Com duas datas de nascimento e dois nomes, ele tinha de ser uma pessoa ao quadrado...

Quando minha mãe anunciou à mãe dela que estava disposta a casar com um senhor pouco considerado e que mais tarde viria a ser meu pai, apesar da renitente oposição da família de mamãe, vovó exclamou: “Que calamidade!”
Vovó tinha toda a razão. O casamento foi mesmo uma calamidade. Mas, como minha irmã e eu devemos nossa existência a essa calamidade, seria insensato da minha parte pretender ser demasiado orgulhoso a respeito disso.
Para começo de conversa, papai não conseguiu sequer acertar na data exata do meu nascimento. Hoje, não é só a rainha da Inglaterra que comemora duas vezes o aniversário; eu também. Nasci no dia 2 de abril – o que muita gente pode testemunhar.

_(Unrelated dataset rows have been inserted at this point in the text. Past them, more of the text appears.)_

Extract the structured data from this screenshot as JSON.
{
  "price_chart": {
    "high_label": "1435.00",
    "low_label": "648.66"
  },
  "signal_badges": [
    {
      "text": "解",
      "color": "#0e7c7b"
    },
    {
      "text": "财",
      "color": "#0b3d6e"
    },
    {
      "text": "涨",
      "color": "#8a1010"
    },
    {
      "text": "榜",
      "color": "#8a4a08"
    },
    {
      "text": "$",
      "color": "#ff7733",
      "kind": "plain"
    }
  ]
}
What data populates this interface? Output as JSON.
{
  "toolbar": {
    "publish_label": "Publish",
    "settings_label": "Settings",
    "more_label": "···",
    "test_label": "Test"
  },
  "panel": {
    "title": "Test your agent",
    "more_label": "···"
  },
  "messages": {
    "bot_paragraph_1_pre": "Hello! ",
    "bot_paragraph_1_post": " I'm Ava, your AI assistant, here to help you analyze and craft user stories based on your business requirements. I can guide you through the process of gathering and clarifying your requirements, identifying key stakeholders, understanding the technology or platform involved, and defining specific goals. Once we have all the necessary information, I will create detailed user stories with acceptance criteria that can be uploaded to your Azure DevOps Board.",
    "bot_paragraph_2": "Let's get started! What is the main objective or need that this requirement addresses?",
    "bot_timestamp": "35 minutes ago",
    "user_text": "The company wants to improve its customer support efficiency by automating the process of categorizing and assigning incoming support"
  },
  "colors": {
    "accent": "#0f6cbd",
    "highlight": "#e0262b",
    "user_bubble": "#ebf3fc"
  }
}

No entanto, nos meus documentos oficiais (certidão de nascimento, passaporte, carteira de motorista, etc) afirma-se inequivocamente que nasci a 10 de abril. Isso foi, naturalmente, uma maneira que papai escolheu para irritar a família Muradal (do lado de mamãe), na qual vim ao mundo e fui criado. Para mim e minha irmã, os da família do lado de mamãe eram sempre nós; os da família do lado de papai eram eles.
Papai estava a centenas – talvez milhares – de quilômetros de distância quando aos ouvidos lhe chegaram rumores de que eu havia nascido. Só veio para casa a 10 de maio. Foi então ao Registro Civil para preencher a respectiva papelada e participar ao mundo da burocracia que eu tinha chegado. A verdade, porém, foi que, antes mesmo que papai abrisse a boca, o conservador do Registro declarou-lhe que teria de pagar uma multa de 100 escudos, por não haver registrado meu nascimento antes de expirado o prazo legal de 30 dias. Afinal todo mundo sabia que eu tinha nascido no dia 2 de abril. Cem escudos não eram grande coisa, mas papai, teimoso como uma mula, não simpatizava nadinha com o conservador – menos ainda do que este gostava dele. Papai embirrou que não iria pagar a multa, e pronto!
“Não vai o que? Você é mais importante que as leis do país?”, rosnou o conservador.
“Isso não sou”, resmungou papai, “mas sou o pai da criança e, no que diz respeito ao nascimento do menino, palavra de pai é de rei. O menino nasceu a 10 de abril; por isso, só hoje é que expira o prazo de 30 dias prescrito pelas leis da República.”
“Você é um mentiroso!” trovejou o conservador.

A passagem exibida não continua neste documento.